Confrontado com a realidade, o contrato já assinado, ainda assim não esmoreceu. Tratar-se-ia apenas de trazer à liça a sua conversada, mulher de armas e perseverante (ao ponto de não desistir de injectar juízo na cabeça do mariola...).

(Aliás, as mulheres são lutadoras natas. Não talvez com mais força bruta: mas resilientes, briosas, penitentes, sempre perfeccionistas. Com todos estes predicados, fatalmente levaria de vencida a crosta fedorenta do fogão, da banca, do exaustor...)

Por tuta e meia, estava ali o futuro do casal. Ela trataria dos grelhados, ela arrumaria a sala. Não tardariam os fundos para o casório, a filharada tão desejada. Ela não disse não.

Onde se situa o dito santuário? Lá para um canto qualquer da rosa-dos-ventos, parece. Não seria por acaso, baptizaram-no Peter Pan. E o dia da inauguração, planeavam-no no maior entusiasmo, os amigos já todos convidados, em extase perante a criatividade dos pratos, a variedade e a estética da  sua apresentação à mesa.

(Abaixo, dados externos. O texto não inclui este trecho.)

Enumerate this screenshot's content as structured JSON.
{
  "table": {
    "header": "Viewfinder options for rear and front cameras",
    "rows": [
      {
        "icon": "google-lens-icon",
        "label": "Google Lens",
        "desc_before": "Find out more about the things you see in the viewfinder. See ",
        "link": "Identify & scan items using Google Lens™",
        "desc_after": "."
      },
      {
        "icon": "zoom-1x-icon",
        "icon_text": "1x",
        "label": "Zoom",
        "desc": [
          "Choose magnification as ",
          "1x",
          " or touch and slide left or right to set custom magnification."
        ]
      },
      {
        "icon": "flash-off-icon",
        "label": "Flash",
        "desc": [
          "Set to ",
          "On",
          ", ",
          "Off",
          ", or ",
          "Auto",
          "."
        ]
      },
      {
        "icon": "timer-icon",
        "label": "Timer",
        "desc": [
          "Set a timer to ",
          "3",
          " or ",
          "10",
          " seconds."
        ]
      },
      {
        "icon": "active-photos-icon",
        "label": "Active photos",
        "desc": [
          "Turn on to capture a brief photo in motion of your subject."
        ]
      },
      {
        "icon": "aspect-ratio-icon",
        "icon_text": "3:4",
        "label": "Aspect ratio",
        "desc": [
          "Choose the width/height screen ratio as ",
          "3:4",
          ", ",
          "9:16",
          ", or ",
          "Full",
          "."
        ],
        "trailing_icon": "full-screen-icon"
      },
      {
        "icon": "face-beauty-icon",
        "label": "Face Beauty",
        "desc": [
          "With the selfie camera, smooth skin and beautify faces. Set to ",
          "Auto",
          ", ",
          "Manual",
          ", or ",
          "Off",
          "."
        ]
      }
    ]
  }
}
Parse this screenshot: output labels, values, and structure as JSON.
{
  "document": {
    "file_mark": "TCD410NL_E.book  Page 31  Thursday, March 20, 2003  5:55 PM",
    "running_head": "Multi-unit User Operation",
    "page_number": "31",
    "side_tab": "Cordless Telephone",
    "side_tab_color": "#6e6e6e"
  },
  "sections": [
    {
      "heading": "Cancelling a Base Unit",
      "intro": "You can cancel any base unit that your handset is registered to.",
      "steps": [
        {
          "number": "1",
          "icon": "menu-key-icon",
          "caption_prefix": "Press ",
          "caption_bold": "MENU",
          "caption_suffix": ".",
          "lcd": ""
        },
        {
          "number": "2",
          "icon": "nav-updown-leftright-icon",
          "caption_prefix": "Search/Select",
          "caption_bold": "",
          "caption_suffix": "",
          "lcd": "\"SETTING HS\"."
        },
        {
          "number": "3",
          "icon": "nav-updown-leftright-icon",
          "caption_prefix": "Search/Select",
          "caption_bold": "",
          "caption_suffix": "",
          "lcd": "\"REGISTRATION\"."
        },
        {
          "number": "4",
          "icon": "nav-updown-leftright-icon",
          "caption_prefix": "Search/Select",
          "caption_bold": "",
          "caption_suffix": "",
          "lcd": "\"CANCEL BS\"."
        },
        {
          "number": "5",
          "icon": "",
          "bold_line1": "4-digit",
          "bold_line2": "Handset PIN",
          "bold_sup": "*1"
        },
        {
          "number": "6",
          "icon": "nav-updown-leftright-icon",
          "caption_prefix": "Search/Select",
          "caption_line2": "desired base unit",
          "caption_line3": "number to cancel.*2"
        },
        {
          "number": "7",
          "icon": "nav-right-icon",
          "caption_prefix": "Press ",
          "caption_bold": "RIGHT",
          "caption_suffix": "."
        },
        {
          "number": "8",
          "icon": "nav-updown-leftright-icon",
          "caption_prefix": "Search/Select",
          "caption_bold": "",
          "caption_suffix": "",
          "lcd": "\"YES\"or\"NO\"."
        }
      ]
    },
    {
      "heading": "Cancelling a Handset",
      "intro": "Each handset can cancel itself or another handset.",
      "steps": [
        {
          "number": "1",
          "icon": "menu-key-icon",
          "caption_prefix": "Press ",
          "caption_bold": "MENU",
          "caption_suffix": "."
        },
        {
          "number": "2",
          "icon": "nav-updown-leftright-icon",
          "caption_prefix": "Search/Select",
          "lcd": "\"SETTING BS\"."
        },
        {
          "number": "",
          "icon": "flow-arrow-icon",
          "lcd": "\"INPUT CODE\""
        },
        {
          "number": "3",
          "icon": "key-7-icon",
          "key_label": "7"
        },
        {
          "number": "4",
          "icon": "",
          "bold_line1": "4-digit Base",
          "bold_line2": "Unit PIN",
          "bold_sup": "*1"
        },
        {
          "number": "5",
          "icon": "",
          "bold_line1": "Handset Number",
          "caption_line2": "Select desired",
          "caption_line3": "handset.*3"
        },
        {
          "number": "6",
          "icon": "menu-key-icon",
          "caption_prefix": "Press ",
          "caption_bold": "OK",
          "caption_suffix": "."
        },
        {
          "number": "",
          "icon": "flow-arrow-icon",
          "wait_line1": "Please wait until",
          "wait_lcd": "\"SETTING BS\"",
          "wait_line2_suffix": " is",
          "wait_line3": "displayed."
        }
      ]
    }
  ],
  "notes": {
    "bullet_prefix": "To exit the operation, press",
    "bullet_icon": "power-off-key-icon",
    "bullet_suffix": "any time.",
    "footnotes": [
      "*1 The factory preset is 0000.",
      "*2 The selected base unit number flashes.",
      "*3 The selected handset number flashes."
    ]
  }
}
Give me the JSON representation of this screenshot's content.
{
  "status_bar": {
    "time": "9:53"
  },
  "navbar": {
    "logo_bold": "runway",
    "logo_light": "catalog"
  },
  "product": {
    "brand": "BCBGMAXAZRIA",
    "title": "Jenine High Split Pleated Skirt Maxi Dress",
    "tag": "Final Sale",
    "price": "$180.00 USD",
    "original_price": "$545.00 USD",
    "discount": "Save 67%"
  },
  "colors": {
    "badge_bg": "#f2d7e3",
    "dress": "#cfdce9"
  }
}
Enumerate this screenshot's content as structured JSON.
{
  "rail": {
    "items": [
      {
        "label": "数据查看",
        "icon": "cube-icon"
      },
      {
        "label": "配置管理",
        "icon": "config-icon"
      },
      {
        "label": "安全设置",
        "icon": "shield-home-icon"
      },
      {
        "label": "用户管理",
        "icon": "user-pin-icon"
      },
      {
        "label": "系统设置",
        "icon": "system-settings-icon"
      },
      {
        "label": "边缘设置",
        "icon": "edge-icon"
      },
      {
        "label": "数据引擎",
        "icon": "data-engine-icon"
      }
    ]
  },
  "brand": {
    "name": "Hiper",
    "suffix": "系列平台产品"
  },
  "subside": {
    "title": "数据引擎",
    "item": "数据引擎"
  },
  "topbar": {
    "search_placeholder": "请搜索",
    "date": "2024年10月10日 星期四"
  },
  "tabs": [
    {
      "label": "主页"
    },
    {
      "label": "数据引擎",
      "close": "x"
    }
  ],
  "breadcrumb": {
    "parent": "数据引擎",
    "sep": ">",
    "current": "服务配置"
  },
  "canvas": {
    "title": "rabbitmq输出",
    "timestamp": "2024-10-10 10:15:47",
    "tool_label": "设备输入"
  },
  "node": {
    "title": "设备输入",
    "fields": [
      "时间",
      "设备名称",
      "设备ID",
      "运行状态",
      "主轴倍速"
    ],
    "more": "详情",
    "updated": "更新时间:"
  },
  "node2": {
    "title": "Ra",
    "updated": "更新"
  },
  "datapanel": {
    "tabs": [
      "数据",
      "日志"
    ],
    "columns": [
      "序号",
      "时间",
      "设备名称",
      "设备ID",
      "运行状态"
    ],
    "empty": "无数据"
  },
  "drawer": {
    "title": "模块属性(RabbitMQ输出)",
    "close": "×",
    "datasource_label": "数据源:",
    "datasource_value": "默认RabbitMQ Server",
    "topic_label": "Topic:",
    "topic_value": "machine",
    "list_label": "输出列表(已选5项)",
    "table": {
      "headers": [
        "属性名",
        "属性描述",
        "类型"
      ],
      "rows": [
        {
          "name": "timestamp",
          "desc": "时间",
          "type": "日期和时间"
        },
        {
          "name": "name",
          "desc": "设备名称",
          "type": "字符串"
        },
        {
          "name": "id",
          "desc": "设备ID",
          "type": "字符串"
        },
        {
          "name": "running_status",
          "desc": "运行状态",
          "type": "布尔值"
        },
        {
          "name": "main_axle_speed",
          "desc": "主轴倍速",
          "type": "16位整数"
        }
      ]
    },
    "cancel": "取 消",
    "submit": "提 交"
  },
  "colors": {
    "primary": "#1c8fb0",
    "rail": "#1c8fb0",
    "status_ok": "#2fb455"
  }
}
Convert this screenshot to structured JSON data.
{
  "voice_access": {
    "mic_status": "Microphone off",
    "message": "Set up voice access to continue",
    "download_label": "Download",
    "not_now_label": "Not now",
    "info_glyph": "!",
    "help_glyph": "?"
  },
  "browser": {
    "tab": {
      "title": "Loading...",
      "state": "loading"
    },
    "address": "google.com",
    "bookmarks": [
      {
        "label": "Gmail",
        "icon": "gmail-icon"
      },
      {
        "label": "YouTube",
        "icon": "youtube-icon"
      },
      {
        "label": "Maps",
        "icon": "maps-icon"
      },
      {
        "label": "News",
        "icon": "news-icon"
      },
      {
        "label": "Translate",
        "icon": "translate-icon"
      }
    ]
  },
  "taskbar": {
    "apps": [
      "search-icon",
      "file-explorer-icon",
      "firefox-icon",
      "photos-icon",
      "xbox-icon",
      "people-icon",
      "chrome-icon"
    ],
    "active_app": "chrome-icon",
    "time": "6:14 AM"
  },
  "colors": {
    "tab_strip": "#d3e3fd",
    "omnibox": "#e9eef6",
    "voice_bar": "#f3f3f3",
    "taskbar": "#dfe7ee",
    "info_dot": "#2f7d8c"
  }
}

Ele imaginou um apêndice metálico, um gancho, sobre cada poiso do manjar, quase plano, a lembrar lousa, onde se penduraria - qual espadarte no cais - o peixinho grelhado, atapetado por esparregado, umas batatinhas... A modos que um fundo do mar lindíssimo, e a dourada, o robalo, a nadarem nele. O mesmo com a posta de carne magnífica, pingando sobre saladas, como se a vaca ainda pastasse no prado. Isso sim, seria inovação, genuína nouvelle cuisine! - Oh filha, e tu a cortares miudinho com a faca, ainda pões lá mais umas couvinhas às cores!

Ela mandou-o estar calado e proibi-o de se aproximar da cuisine, do mercado, da loja das loiças. Fosse varrer a sala de jantar e tratasse dos vinhos. Ficaria a seu cargo receber a clientela. Ao menos cobrasse as contas sem se enganar.

Assim o serviço foi funcionando em travessinhas de alumínio, bem recheadas de peixe ou carne, arroz e batata, alface, tomate e cebola a dar um tom de alegria e frescura. Very tipical...

Quanto às bebidas, ele lia todas as crónicas de gastronomia dos semanários. Decorara a terminologia dos enólogos e não havia adega cooperativa que não produzisse, servidos ali no Peter Pan, vinhos correntes os mais aprimorados e desafiadores do palato dos comensais - Então esses taninos? Esse final prolongadíssimo e afrutado? O peixinho ainda nada feliz nessa frescura, nesses aromas silvestres, hein?!

Tudo iria correr bem. Inscrevera-se até num curso de inglês, prevenindo a avalanche turística. Não fosse o maldito Covid, ele a sua conversada navegariam hoje com o vento pela popa... E com um primeiro filhote já integrado na tripulação.